The problem is that grep will run on each line, not the entire file. As long as the file is small enough to fit into memory (which should be the case in the vast majority of situations these days), you can use grep's -z flag to slurp the entire file:

-z, --null-data Treat input and output data as sequences of lines, each terminated by a zero byte (the ASCII NUL character) instead of a newline. Like the -Z or --null option, this option can be used with commands like sort -z to process arbitrary file names.

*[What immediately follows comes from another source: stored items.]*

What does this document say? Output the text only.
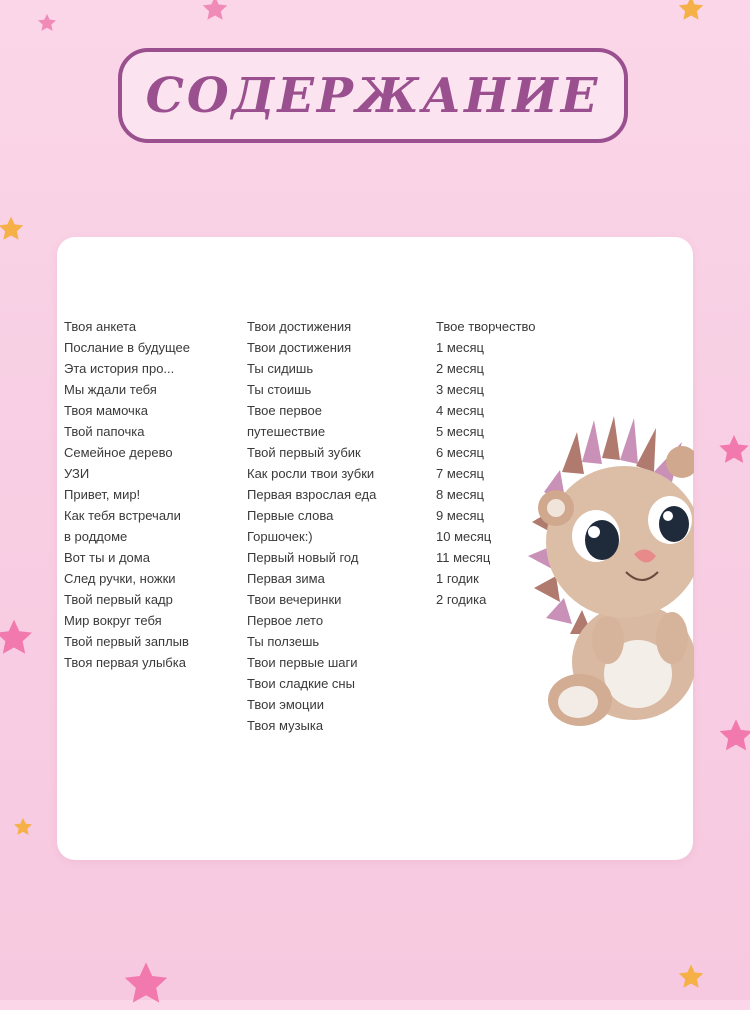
СОДЕРЖАНИЕ
Твоя анкета
Послание в будущее
Эта история про...
Мы ждали тебя
Твоя мамочка
Твой папочка
Семейное дерево
УЗИ
Привет, мир!
Как тебя встречали
в роддоме
Вот ты и дома
След ручки, ножки
Твой первый кадр
Мир вокруг тебя
Твой первый заплыв
Твоя первая улыбка
Твои достижения
Твои достижения
Ты сидишь
Ты стоишь
Твое первое
путешествие
Твой первый зубик
Как росли твои зубки
Первая взрослая еда
Первые слова
Горшочек:)
Первый новый год
Первая зима
Твои вечеринки
Первое лето
Ты ползешь
Твои первые шаги
Твои сладкие сны
Твои эмоции
Твоя музыка
Твое творчество
1 месяц
2 месяц
3 месяц
4 месяц
5 месяц
6 месяц
7 месяц
8 месяц
9 месяц
10 месяц
11 месяц
1 годик
2 годика
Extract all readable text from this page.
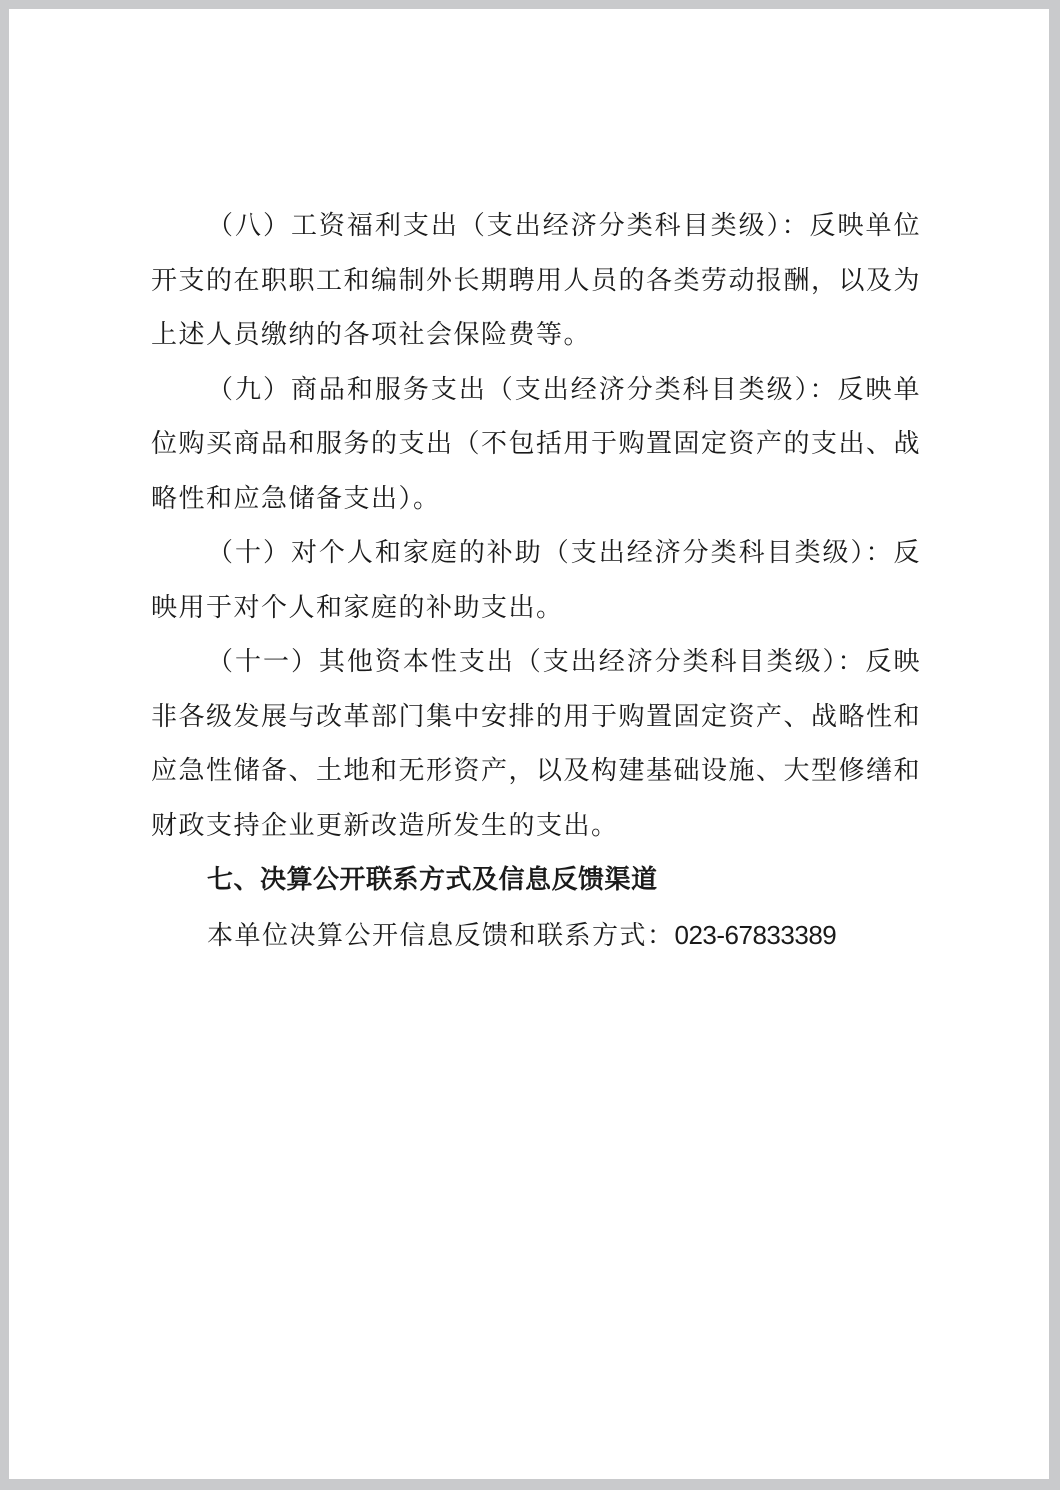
（八）工资福利支出（支出经济分类科目类级）：反映单位开支的在职职工和编制外长期聘用人员的各类劳动报酬，以及为上述人员缴纳的各项社会保险费等。

（九）商品和服务支出（支出经济分类科目类级）：反映单位购买商品和服务的支出（不包括用于购置固定资产的支出、战略性和应急储备支出）。

（十）对个人和家庭的补助（支出经济分类科目类级）：反映用于对个人和家庭的补助支出。

（十一）其他资本性支出（支出经济分类科目类级）：反映非各级发展与改革部门集中安排的用于购置固定资产、战略性和应急性储备、土地和无形资产，以及构建基础设施、大型修缮和财政支持企业更新改造所发生的支出。

七、决算公开联系方式及信息反馈渠道

本单位决算公开信息反馈和联系方式：023-67833389
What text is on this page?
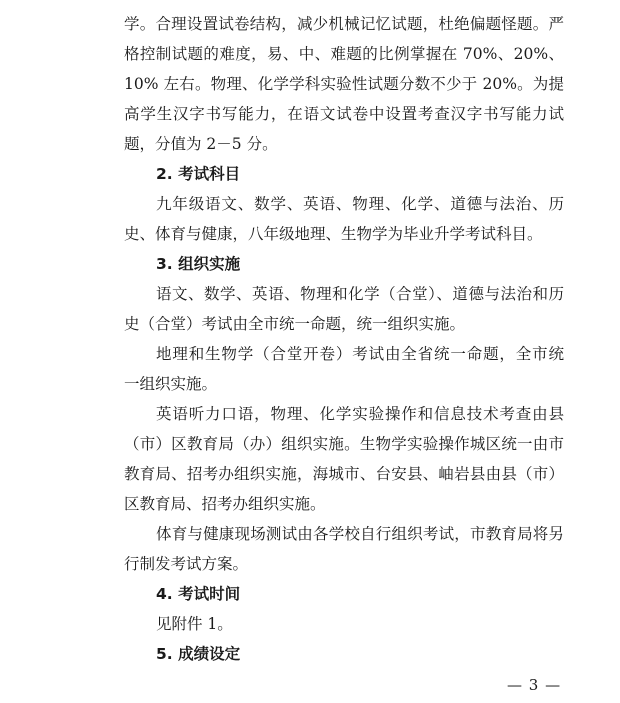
学。合理设置试卷结构，减少机械记忆试题，杜绝偏题怪题。严
格控制试题的难度，易、中、难题的比例掌握在 70%、20%、
10% 左右。物理、化学学科实验性试题分数不少于 20%。为提
高学生汉字书写能力，在语文试卷中设置考查汉字书写能力试
题，分值为 2－5 分。
2. 考试科目
九年级语文、数学、英语、物理、化学、道德与法治、历
史、体育与健康，八年级地理、生物学为毕业升学考试科目。
3. 组织实施
语文、数学、英语、物理和化学（合堂）、道德与法治和历
史（合堂）考试由全市统一命题，统一组织实施。
地理和生物学（合堂开卷）考试由全省统一命题，全市统
一组织实施。
英语听力口语，物理、化学实验操作和信息技术考查由县
（市）区教育局（办）组织实施。生物学实验操作城区统一由市
教育局、招考办组织实施，海城市、台安县、岫岩县由县（市）
区教育局、招考办组织实施。
体育与健康现场测试由各学校自行组织考试，市教育局将另
行制发考试方案。
4. 考试时间
见附件 1。
5. 成绩设定
— 3 —
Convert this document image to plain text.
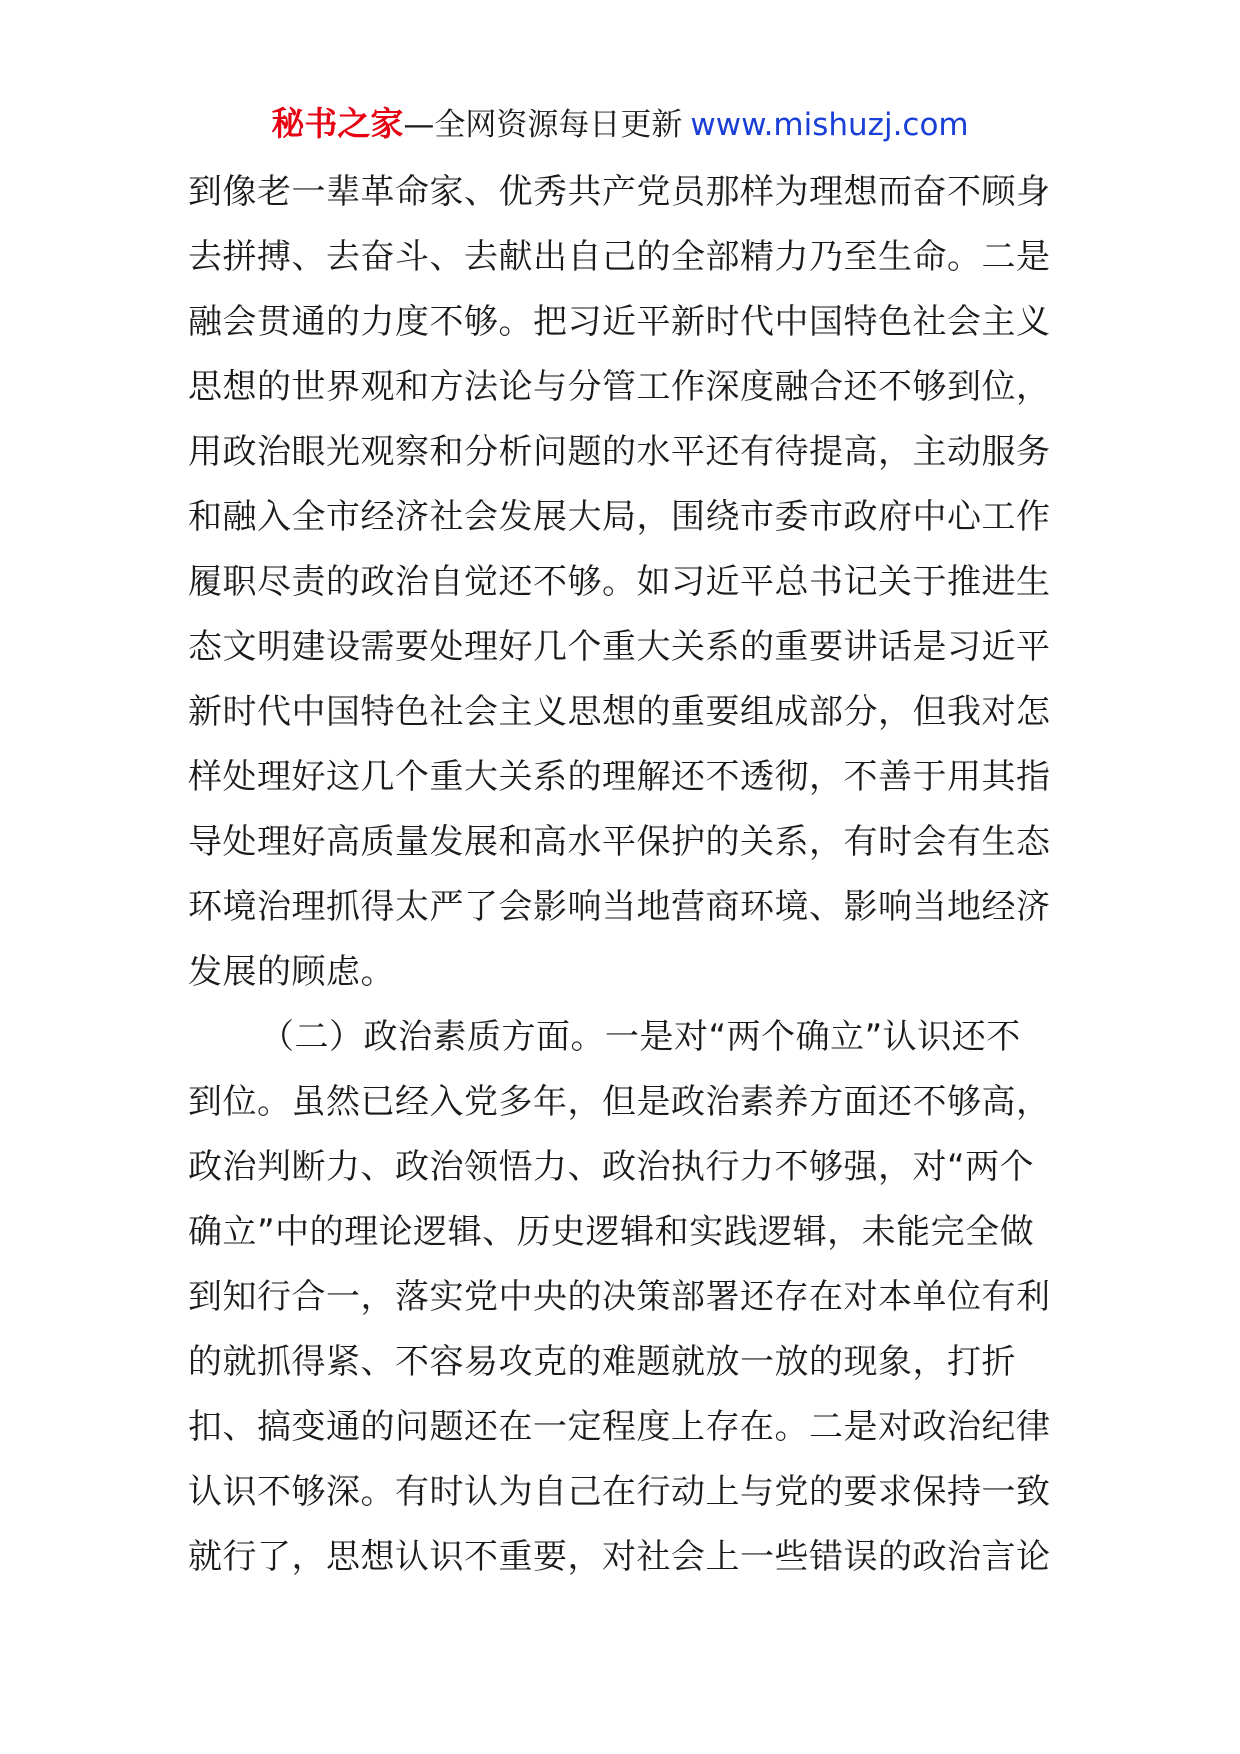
秘书之家—全网资源每日更新 www.mishuzj.com
到像老一辈革命家、优秀共产党员那样为理想而奋不顾身
去拼搏、去奋斗、去献出自己的全部精力乃至生命。二是
融会贯通的力度不够。把习近平新时代中国特色社会主义
思想的世界观和方法论与分管工作深度融合还不够到位，
用政治眼光观察和分析问题的水平还有待提高，主动服务
和融入全市经济社会发展大局，围绕市委市政府中心工作
履职尽责的政治自觉还不够。如习近平总书记关于推进生
态文明建设需要处理好几个重大关系的重要讲话是习近平
新时代中国特色社会主义思想的重要组成部分，但我对怎
样处理好这几个重大关系的理解还不透彻，不善于用其指
导处理好高质量发展和高水平保护的关系，有时会有生态
环境治理抓得太严了会影响当地营商环境、影响当地经济
发展的顾虑。
（二）政治素质方面。一是对“两个确立”认识还不
到位。虽然已经入党多年，但是政治素养方面还不够高，
政治判断力、政治领悟力、政治执行力不够强，对“两个
确立”中的理论逻辑、历史逻辑和实践逻辑，未能完全做
到知行合一，落实党中央的决策部署还存在对本单位有利
的就抓得紧、不容易攻克的难题就放一放的现象，打折
扣、搞变通的问题还在一定程度上存在。二是对政治纪律
认识不够深。有时认为自己在行动上与党的要求保持一致
就行了，思想认识不重要，对社会上一些错误的政治言论
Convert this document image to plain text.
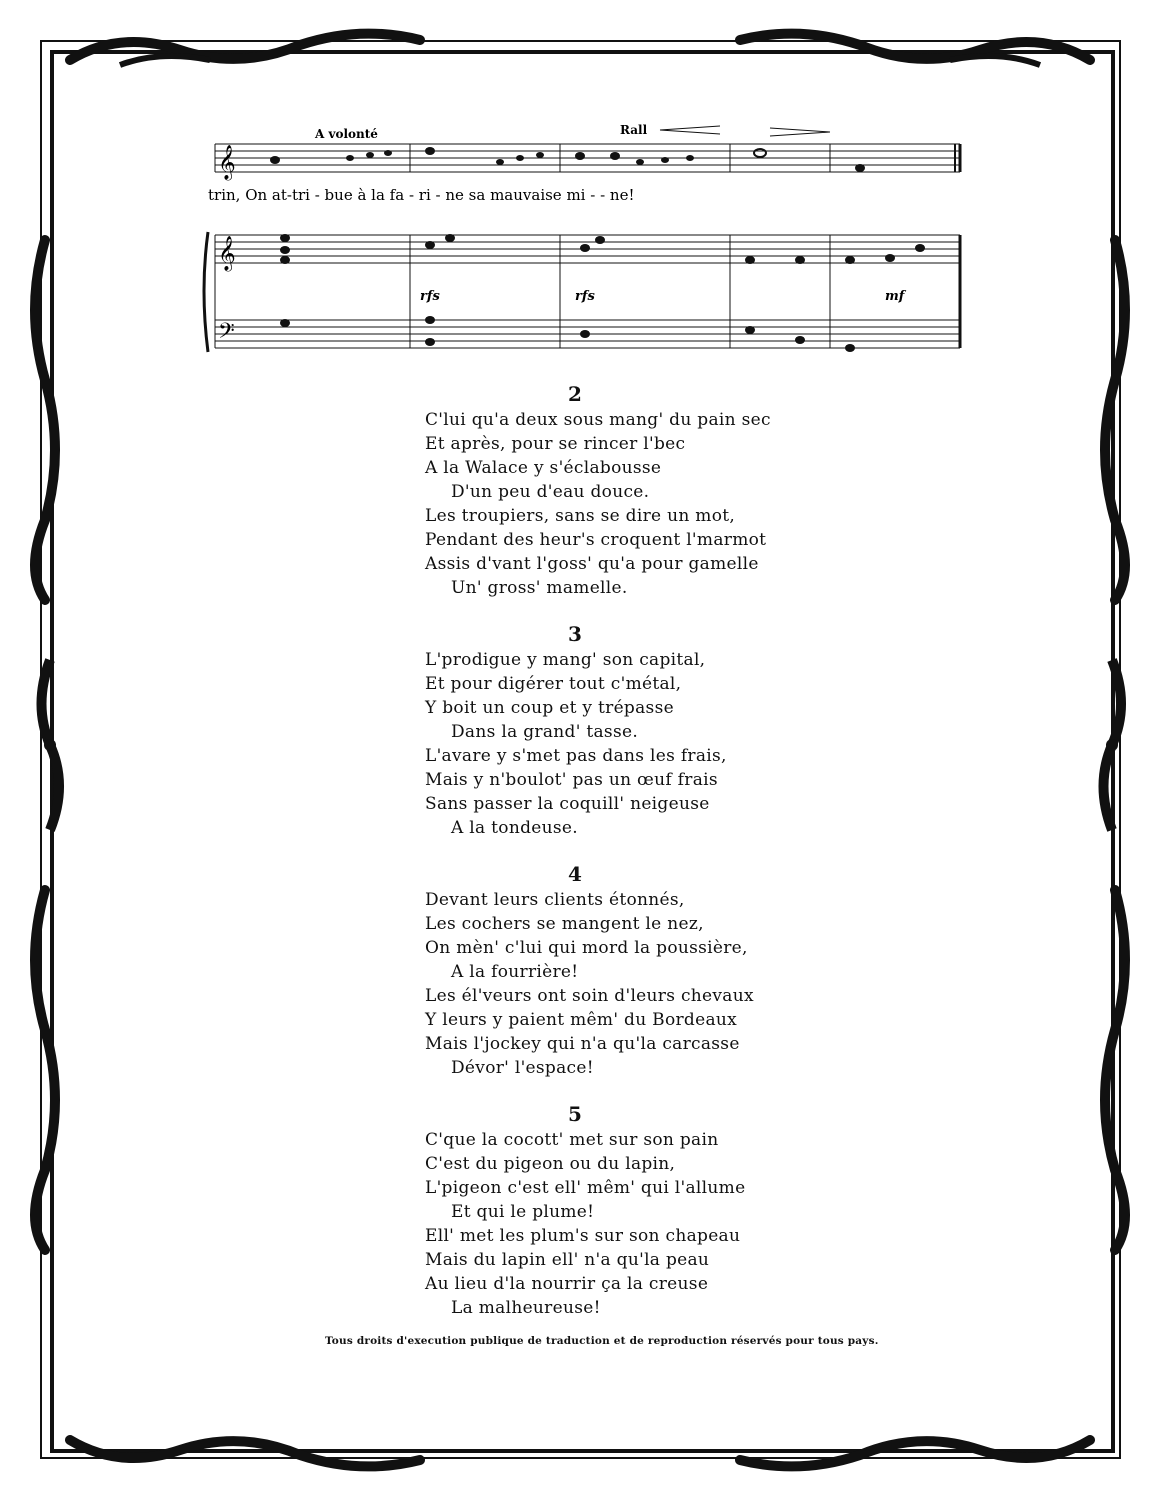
A volonté	Rall
𝄞
trin, On at-tri - bue à la fa - ri - ne sa mauvaise mi - - ne!
𝄞
𝄢
rfs	rfs	mf
2
C'lui qu'a deux sous mang' du pain sec
Et après, pour se rincer l'bec
A la Walace y s'éclabousse
D'un peu d'eau douce.
Les troupiers, sans se dire un mot,
Pendant des heur's croquent l'marmot
Assis d'vant l'goss' qu'a pour gamelle
Un' gross' mamelle.
3
L'prodigue y mang' son capital,
Et pour digérer tout c'métal,
Y boit un coup et y trépasse
Dans la grand' tasse.
L'avare y s'met pas dans les frais,
Mais y n'boulot' pas un œuf frais
Sans passer la coquill' neigeuse
A la tondeuse.
4
Devant leurs clients étonnés,
Les cochers se mangent le nez,
On mèn' c'lui qui mord la poussière,
A la fourrière!
Les él'veurs ont soin d'leurs chevaux
Y leurs y paient mêm' du Bordeaux
Mais l'jockey qui n'a qu'la carcasse
Dévor' l'espace!
5
C'que la cocott' met sur son pain
C'est du pigeon ou du lapin,
L'pigeon c'est ell' mêm' qui l'allume
Et qui le plume!
Ell' met les plum's sur son chapeau
Mais du lapin ell' n'a qu'la peau
Au lieu d'la nourrir ça la creuse
La malheureuse!
Tous droits d'execution publique de traduction et de reproduction réservés pour tous pays.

The next issue, is that if you pass grep something with newlines, it will treat it as a list of patterns to grep for:

$ string="1
> 2"

$ seq 10 | grep "$string"
1
2
10
"

Which means that I am afraid you will have to express the pattern as a proper regular expression:

\n\ntest1\n\ntest2\n\n

However, this also means you need the -P flag to enable perl-compatible regular expressions so the \n will work.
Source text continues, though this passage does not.